AMIDST KERALA FLOODS, INDIAN GOVERNMENT REFUSES FOREIGN AID

!!delete

by Tenzin Chomphel
Director of Marketing

August 24th, 2018: The monsoon season of India typically runs from June to September, bringing sporadic rainfall throughout the summer. This year, however, the southern state of Kerala received a 40 percent increase in rainfall, resulting in the worst torrential flooding the state has seen in a century. Entire towns have been engulfed by the waters and people have been evacuated by the thousands. Over 1.2 million individuals are currently homeless, taking refuge in camp shelters spread across affected areas. The death toll has risen to 373, mostly from landslides, and dozens are still missing.

In the long term, many locals will have to deal with the destruction of their homes and those with homes still intact may have to wait up to a year to return. “My house is full of mud and almost everything I own now is damaged,”one citizen said to a BBC reporter.  

Prime Minister Narendra Modi made a  visit to Kerala to assess the damages and agreed to a grant of roughly 70 million USD for aid purposes. While this grant will provide some relief, it is only a fraction of the estimated three billion in damages caused by the flooding. The United Arab Emirates offered 100 million USD to aid the recovery, but surprisingly the Indian central government has refused to accept this foreign aid.

The National Disaster Management plan developed by the central government in 2016 states that India, will not “issue any appeal for foreign assistance in the wake of a disaster.” If offered voluntarily, however, the Indian government may accept this offer, but so far all offers of foreign monetary aid have been rejected. The government has also stated that representatives of international foundations that wish to contribute can do so through existing relief funds belonging to the Indian prime minister or the Kerala government.

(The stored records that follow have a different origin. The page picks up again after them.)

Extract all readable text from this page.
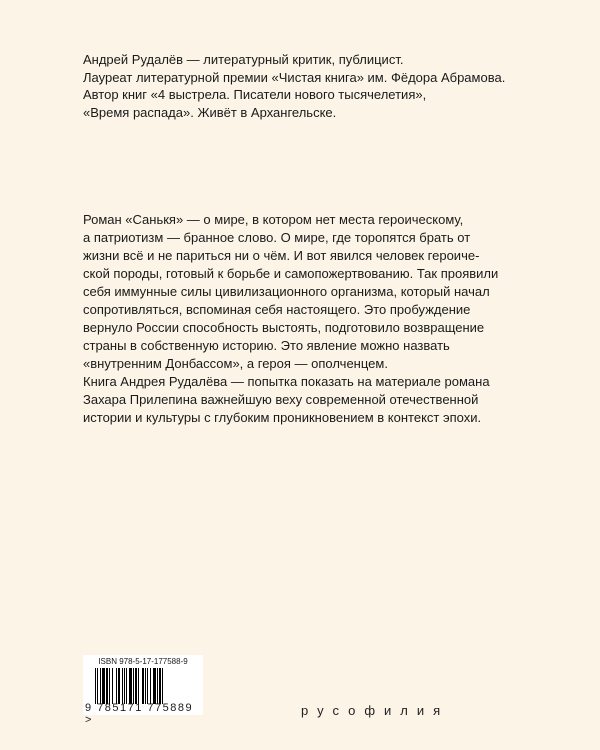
Андрей Рудалёв — литературный критик, публицист.
Лауреат литературной премии «Чистая книга» им. Фёдора Абрамова.
Автор книг «4 выстрела. Писатели нового тысячелетия»,
«Время распада». Живёт в Архангельске.
Роман «Санькя» — о мире, в котором нет места героическому,
а патриотизм — бранное слово. О мире, где торопятся брать от
жизни всё и не париться ни о чём. И вот явился человек героиче-
ской породы, готовый к борьбе и самопожертвованию. Так проявили
себя иммунные силы цивилизационного организма, который начал
сопротивляться, вспоминая себя настоящего. Это пробуждение
вернуло России способность выстоять, подготовило возвращение
страны в собственную историю. Это явление можно назвать
«внутренним Донбассом», а героя — ополченцем.
Книга Андрея Рудалёва — попытка показать на материале романа
Захара Прилепина важнейшую веху современной отечественной
истории и культуры с глубоким проникновением в контекст эпохи.
ISBN 978-5-17-177588-9
9 785171 775889 >
русофилия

Many within India are furious at these actions, or lack thereof, citing the fact that the central government has accepted multiple offers in the past for external assistance. Recent examples include the Swachh Bharat, India’s nationwide street clean-up campaign, which has gathered external assistance since its conception in 2014. One reason for the government’s resistance to foreign aid may be the underlying desire to avoid being seen as weak. Government spokespersons have confirmed the agenda of “Changing India’s image for the world” to being an “aid giver, not an aid taker,” suggesting that the government believes accepting foreign aid in the context of a national disaster would tarnish its current reputation as a rising world power. This, coupled with Modi’s existing distaste for international NGOs, will continue to make it difficult for external aid to get through to the people of Kerala.

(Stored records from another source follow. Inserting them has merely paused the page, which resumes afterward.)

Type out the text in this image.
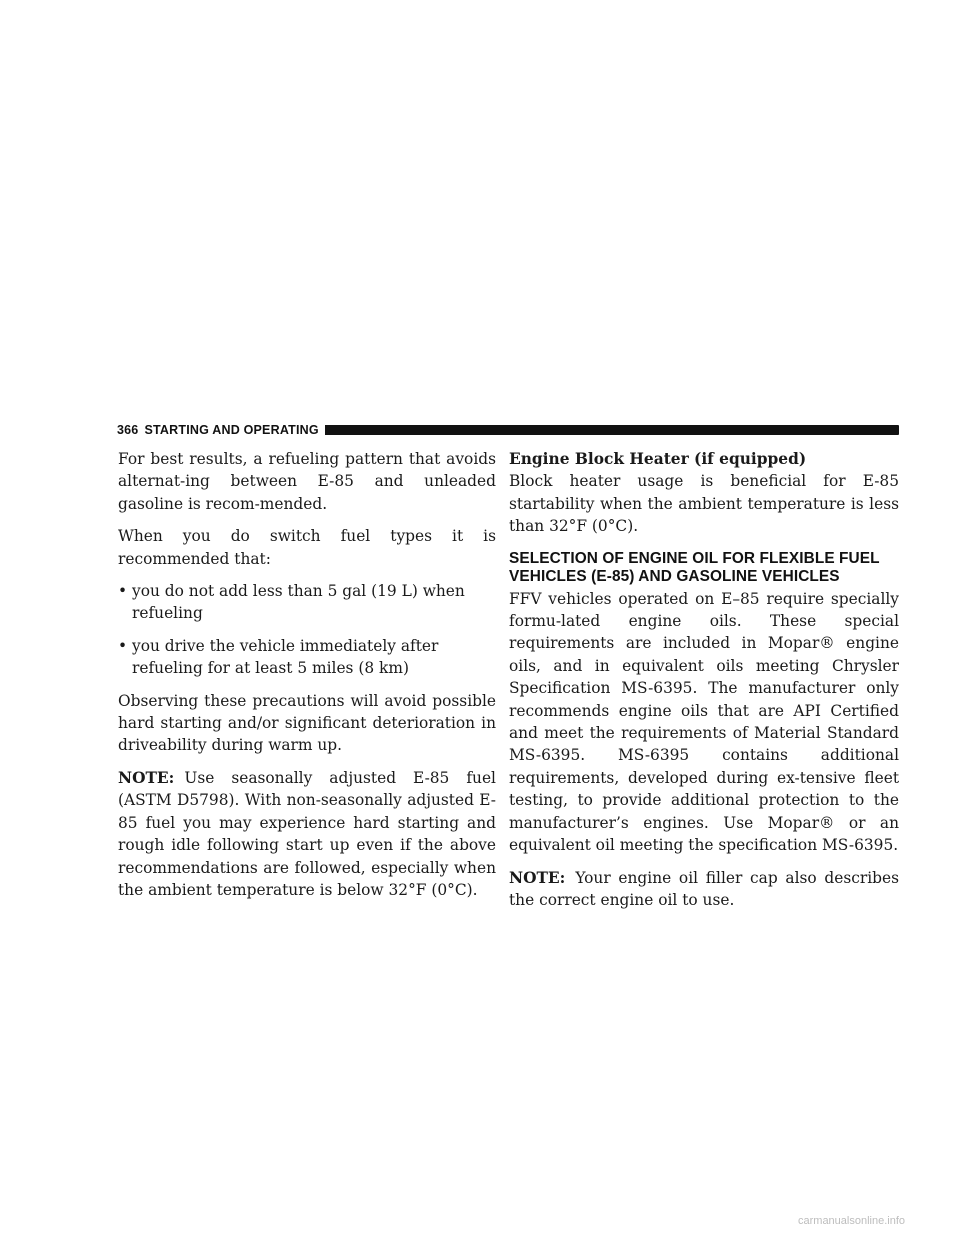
366 STARTING AND OPERATING

For best results, a refueling pattern that avoids alternat-ing between E-85 and unleaded gasoline is recom-mended.

When you do switch fuel types it is recommended that:

• you do not add less than 5 gal (19 L) when refueling
• you drive the vehicle immediately after refueling for at least 5 miles (8 km)

Observing these precautions will avoid possible hard starting and/or significant deterioration in driveability during warm up.

NOTE: Use seasonally adjusted E-85 fuel (ASTM D5798). With non-seasonally adjusted E-85 fuel you may experience hard starting and rough idle following start up even if the above recommendations are followed, especially when the ambient temperature is below 32°F (0°C).

Engine Block Heater (if equipped)

Block heater usage is beneficial for E-85 startability when the ambient temperature is less than 32°F (0°C).

SELECTION OF ENGINE OIL FOR FLEXIBLE FUEL VEHICLES (E-85) AND GASOLINE VEHICLES

FFV vehicles operated on E–85 require specially formu-lated engine oils. These special requirements are included in Mopar® engine oils, and in equivalent oils meeting Chrysler Specification MS-6395. The manufacturer only recommends engine oils that are API Certified and meet the requirements of Material Standard MS-6395. MS-6395 contains additional requirements, developed during ex-tensive fleet testing, to provide additional protection to the manufacturer’s engines. Use Mopar® or an equivalent oil meeting the specification MS-6395.

NOTE: Your engine oil filler cap also describes the correct engine oil to use.

carmanualsonline.info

Kerala’s finance minister Thomas Isaac points towards political discrimination as another possible explanation for the state’s insufficient aid package. “We are a leftist government in Kerala,” he says in opposition to the right-wing governing Bharatiya Janata Party (BJP). Some of the most vocal members of the BJP consist of Hindu nationalist groups, which have argued the floods as deserved due to Kerala’s lack of observant Hindus. The Malayali peoples of Kerala have had a long culture of eating beef, which is considered taboo within the Hindu religion. Intolerance towards those who partake in this diet has existed for centuries, but attention is focused on recent acts of cow slaughter in Kerala, commonly done in protest against the central government. Far-right cow protectionist groups have cited the floods as divine punishment for this accused crime. These groups, as well as the politicians that defend their actions, have exacerbated this divide to contentious levels.

Whether the motivations behind these actions pertain to pride, prejudice or a mix of both, the people of Kerala are hoping to see more effort by the central government as soon as possible to fill this relief gap.